Crônica s.f. 1. HIST compilação de fatos históricos apresentados segundo a ordem de sucessão no tempo [Originalmente a crônica limitava-se a relatos verídicos e nobres; entretanto, grandes escritores a partir do sXIX passam a cultivá-la, refletindo, com argúcia e oportunismo, a vida social, a política, os costumes, o cotidiano etc., do seu tempo em livros, jornais e folhetins.]

4. p. ext. JOR coluna de periódicos, assinada, com notícias, comentários, algumas vezes críticos e polêmicos, em torno de atividades culturais (literatura, teatro, cinema etc.), de política, economia, divulgação científica, desportos etc., atualmente tb. abrangendo um noticiário social e mundano.

6. LIT texto literário breve, em geral narrativo, de trama quase sempre pouco definida e motivos, na maior parte, extraídos do cotidiano imediato.

7. p. ext. LIT prosa ficcional, relato com personagens e circunstâncias alentadas, evoluindo com o tempo (...)

Nota-se que o sentido primeiro apresentado nos dicionários não é o que se entende por crônica hoje, mas é a origem desse gênero atualmente tão popular. A crônica atual nasceu no formato de narrativas que registravam acontecimentos históricos, como a Carta de Pero Vaz de Caminha. Caminha registrou o tempo presente, os costumes da terra explorada, comportando-se como um cronista do descobrimento. Muitos outros produziram textos como os dele: relatando o cotidiano da época e contribuindo para a história, já que temos notícias daquele tempo com base em seus escritos. Todos eles fizeram crônicas no sentido primeiro da palavra, apesar de o valor literário de tais documentos ser questionado por alguns. O que vale é que nesses relatos detalhes aparentemente insignificantes são mostrados, tornando-se fundamentais para formar uma unidade. Este é o princípio básico da crônica: o registro do circunstancial.

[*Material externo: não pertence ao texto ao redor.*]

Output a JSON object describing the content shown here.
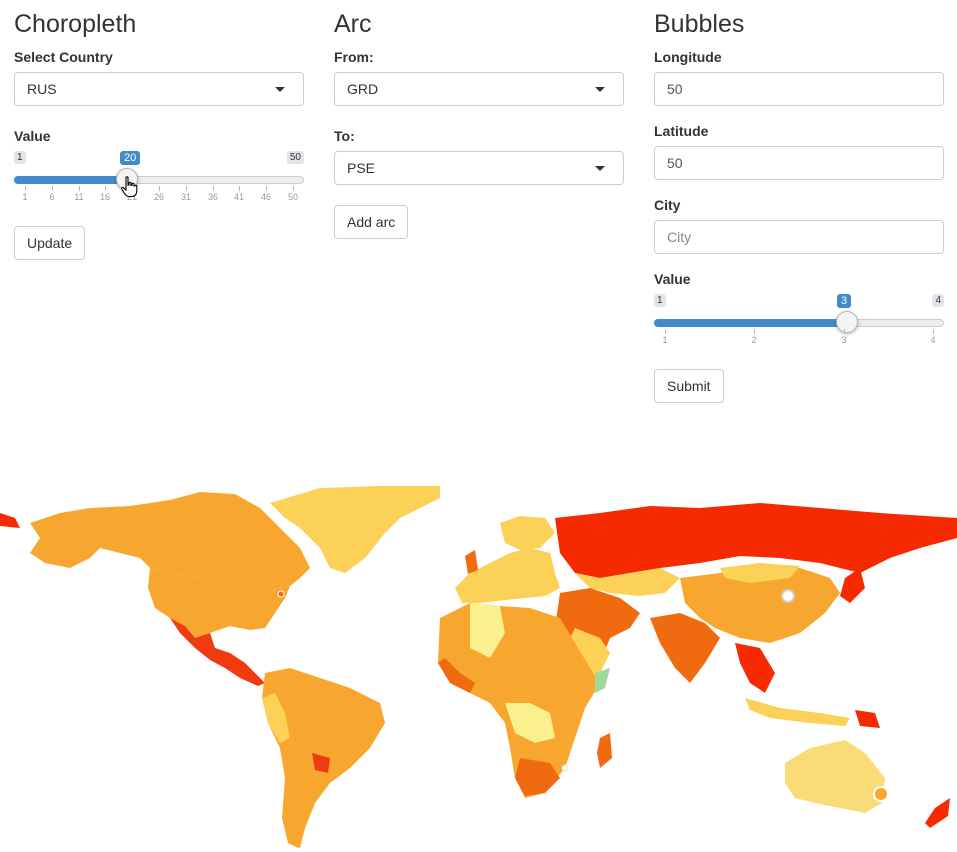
{
  "choropleth": {
    "title": "Choropleth",
    "country_label": "Select Country",
    "country_value": "RUS",
    "value_label": "Value",
    "slider": {
      "min": "1",
      "max": "50",
      "value": "20",
      "fraction": 0.388,
      "grid": [
        "1",
        "6",
        "11",
        "16",
        "21",
        "26",
        "31",
        "36",
        "41",
        "46",
        "50"
      ]
    },
    "update_button": "Update"
  },
  "arc": {
    "title": "Arc",
    "from_label": "From:",
    "from_value": "GRD",
    "to_label": "To:",
    "to_value": "PSE",
    "add_button": "Add arc"
  },
  "bubbles": {
    "title": "Bubbles",
    "longitude_label": "Longitude",
    "longitude_value": "50",
    "latitude_label": "Latitude",
    "latitude_value": "50",
    "city_label": "City",
    "city_placeholder": "City",
    "value_label": "Value",
    "slider": {
      "min": "1",
      "max": "4",
      "value": "3",
      "fraction": 0.667,
      "grid": [
        "1",
        "2",
        "3",
        "4"
      ]
    },
    "submit_button": "Submit"
  },
  "colors": {
    "slider_fill": "#428bca",
    "russia_red": "#f52a00",
    "orange": "#f7a72f",
    "dark_orange": "#f06a10",
    "pale_yellow": "#f9dc77",
    "light_yellow": "#faf08e"
  },
  "icons": {
    "cursor": "hand-pointer-icon",
    "dropdown": "caret-down-icon"
  }
}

Durante muito tempo esse conceito do gênero existiu. Até mesmo quando surgiram os primeiros textos semelhantes aos que se tem hoje. Só com o advento da literatura jornalística a crônica foi perdendo o caráter histórico e assumindo as feições atuais, apesar de não deixar de ser um registro dos costumes da época.

O modelo da crônica atual nasceu na França e veio para o Brasil com o nome de folhetim. A diferença para a crônica atual estava, principalmente, no lugar que o veículo de comunicação dedicava a esse texto: um espaço no rodapé do jornal que tinha o objetivo de entreter o leitor em meio às notícias, com pequenos contos e artigos, poemas e breves ensaios. Na época existiam dois tipos folhetim: o folhetim-romance e o folhetim-variedades.

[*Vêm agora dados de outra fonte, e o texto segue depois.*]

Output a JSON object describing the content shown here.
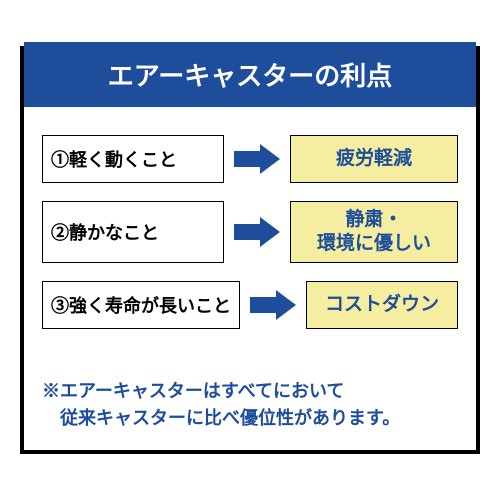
{
  "colors": {
    "title_bg": "#1e4d9b",
    "title_text": "#ffffff",
    "feature_bg": "#ffffff",
    "feature_text": "#000000",
    "benefit_bg": "#f5eea0",
    "benefit_text": "#1e4d9b",
    "arrow_fill": "#1e4d9b",
    "footnote_text": "#1e4d9b",
    "border": "#000000"
  },
  "typography": {
    "title_fontsize": 26,
    "cell_fontsize": 18,
    "benefit_fontsize": 19,
    "footnote_fontsize": 18
  },
  "title": "エアーキャスターの利点",
  "rows": [
    {
      "feature": "①軽く動くこと",
      "benefit": "疲労軽減"
    },
    {
      "feature": "②静かなこと",
      "benefit": "静粛・\n環境に優しい"
    },
    {
      "feature": "③強く寿命が長いこと",
      "benefit": "コストダウン"
    }
  ],
  "footnote": "※エアーキャスターはすべてにおいて\n　従来キャスターに比べ優位性があります。"
}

Foi o folhetim de variedade que deu origem ao gênero crônica, trazendo matérias diversificadas sobre os fatos que comentavam e registravam a vida cotidiana de então. Essa vertente literária era considerada como uma prova de que a literatura brasileira estava crescendo e seduzindo leitores. Nesse espaço vários talentos apareceram e a crônica foi desenvolvendo-se até o que temos hoje.

Traçando um paralelo entre os cronistas daquela época e os atuais, vê-se que um dos pontos em comum é que sempre foi assunto da crônica o exercício da metalinguagem, a crônica sobre a crônica, o ato de fazer o texto que perturba a vida dos autores, tirando noites de sono e fazendo com que a falta de imaginação para produzir um texto que tem data marcada para ser entregue seja o próprio tema e resulte em belos textos.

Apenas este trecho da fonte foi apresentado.